Yes. It is possible that a person with COVID-19 could sneeze or otherwise contaminate their pet, and then another individual could touch that animal and contract the disease. Veterinary experts believe the risk for transmission would be low. However, animals living with sick individuals should be kept away from other people and animals (quarantined at home), just as people who live with sick individuals must avoid contact with others.
Is there a COVID-19 vaccine for dogs and cats?
There is no vaccine for COVID-19 for people or animals at this time.
Veterinarians are familiar with other coronaviruses. Similar but different coronavirus species cause several common diseases in domestic animals. Many dogs, for example, are vaccinated for another species of coronavirus (Canine Coronavirus) as puppies. However, this vaccine does not cross protect for COVID-19.
What animal did COVID-19 originate from?
Current research suggests that horseshoe bats are the reservoir species and the virus originated from that species as well. Previous human coronavirus outbreaks, SARS and MERS, originated in bats but passed through other species, such as the palm civet and camels.
If I am diagnosed with Covid-19, how do I protect my pet?

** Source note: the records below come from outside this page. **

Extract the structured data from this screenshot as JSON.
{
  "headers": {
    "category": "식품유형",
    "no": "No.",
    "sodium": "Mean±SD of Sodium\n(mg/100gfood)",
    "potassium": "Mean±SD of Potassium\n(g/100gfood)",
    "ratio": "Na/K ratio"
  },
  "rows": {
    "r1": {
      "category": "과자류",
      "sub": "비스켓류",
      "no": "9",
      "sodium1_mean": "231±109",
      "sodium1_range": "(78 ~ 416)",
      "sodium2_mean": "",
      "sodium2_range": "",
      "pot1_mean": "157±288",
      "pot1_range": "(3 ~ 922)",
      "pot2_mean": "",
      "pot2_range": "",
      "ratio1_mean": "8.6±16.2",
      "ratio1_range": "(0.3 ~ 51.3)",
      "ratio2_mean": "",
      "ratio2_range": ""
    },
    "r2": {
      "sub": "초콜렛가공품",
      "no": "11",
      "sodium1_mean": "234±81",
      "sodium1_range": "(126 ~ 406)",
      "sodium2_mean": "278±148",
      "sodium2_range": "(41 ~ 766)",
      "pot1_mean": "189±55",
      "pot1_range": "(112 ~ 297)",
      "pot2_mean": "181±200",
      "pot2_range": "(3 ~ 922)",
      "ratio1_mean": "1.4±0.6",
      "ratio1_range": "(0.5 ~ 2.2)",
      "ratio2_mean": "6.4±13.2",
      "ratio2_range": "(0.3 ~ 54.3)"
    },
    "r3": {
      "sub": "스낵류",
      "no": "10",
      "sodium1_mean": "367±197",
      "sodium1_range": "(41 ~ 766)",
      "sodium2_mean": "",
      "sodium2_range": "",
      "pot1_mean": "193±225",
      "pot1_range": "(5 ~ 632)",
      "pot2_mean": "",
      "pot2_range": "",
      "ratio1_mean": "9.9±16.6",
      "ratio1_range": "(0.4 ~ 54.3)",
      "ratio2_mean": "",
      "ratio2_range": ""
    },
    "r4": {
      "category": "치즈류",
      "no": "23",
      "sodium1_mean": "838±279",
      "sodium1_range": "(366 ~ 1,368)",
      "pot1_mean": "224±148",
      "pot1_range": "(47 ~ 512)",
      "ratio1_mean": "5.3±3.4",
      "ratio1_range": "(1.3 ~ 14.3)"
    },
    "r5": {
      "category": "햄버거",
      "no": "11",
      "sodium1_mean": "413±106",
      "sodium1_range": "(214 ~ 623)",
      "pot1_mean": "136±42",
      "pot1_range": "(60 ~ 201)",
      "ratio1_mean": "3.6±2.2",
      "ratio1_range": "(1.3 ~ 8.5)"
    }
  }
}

Since your pet is at minimal risk of COVID-19 infection there are no specific steps needed to protect them from infection. However, pets can have the virus ON THEM if they are in an environment with a large quantity of the virus and could serve to be a source of the virus for other people, including family members. Therefore, to protect other people and yourself, the CDC recommends that you restrict contact with pets if you are sick with COVID-19, just as you would restrict your contact with other people. Avoid snuggling, being kissed or licked, and sharing food. If you must interact with your pet, wash your hands before and after, and wear a face mask.
Should my pet wear a face mask in public?
No. Face masks may not protect your pet from disease transmission and may cause other breathing difficulties.
How do I protect my pet and myself from COVID-19?
Since your pet is at minimal risk of COVID-19 infection there are no specific steps needed to protect them from infection. To protect yourself the CDC recommends the following steps:
- Wash your hands often with soap and water for at least 20 seconds!
- Wear a mask in public area whatever you are sick or not.
- Avoid touching your eyes, nose, and mouth.
- Avoid close contact with sick people.
- Stay home when you are sick.
- Cover your cough or sneeze with a tissue, and then throw it away.
- Clean and disinfect frequently touched objects and surfaces.
- Voluntary home isolation: If you are ill with symptoms of respiratory disease, such as fever, cough, shortness of breath, sore throat, runny or stuffy nose, body aches, headache, chills or fatigue, stay home. The CDC recommends that you remain at home until at least 24 hours after you are free of fever (100 degrees F) or signs of fever without the use of fever-reducing medications.
- Veterinary practices should designate their clinic as a temporary NO HANDSHAKE ZONE. Ask colleagues and clients to refrain from shaking hands.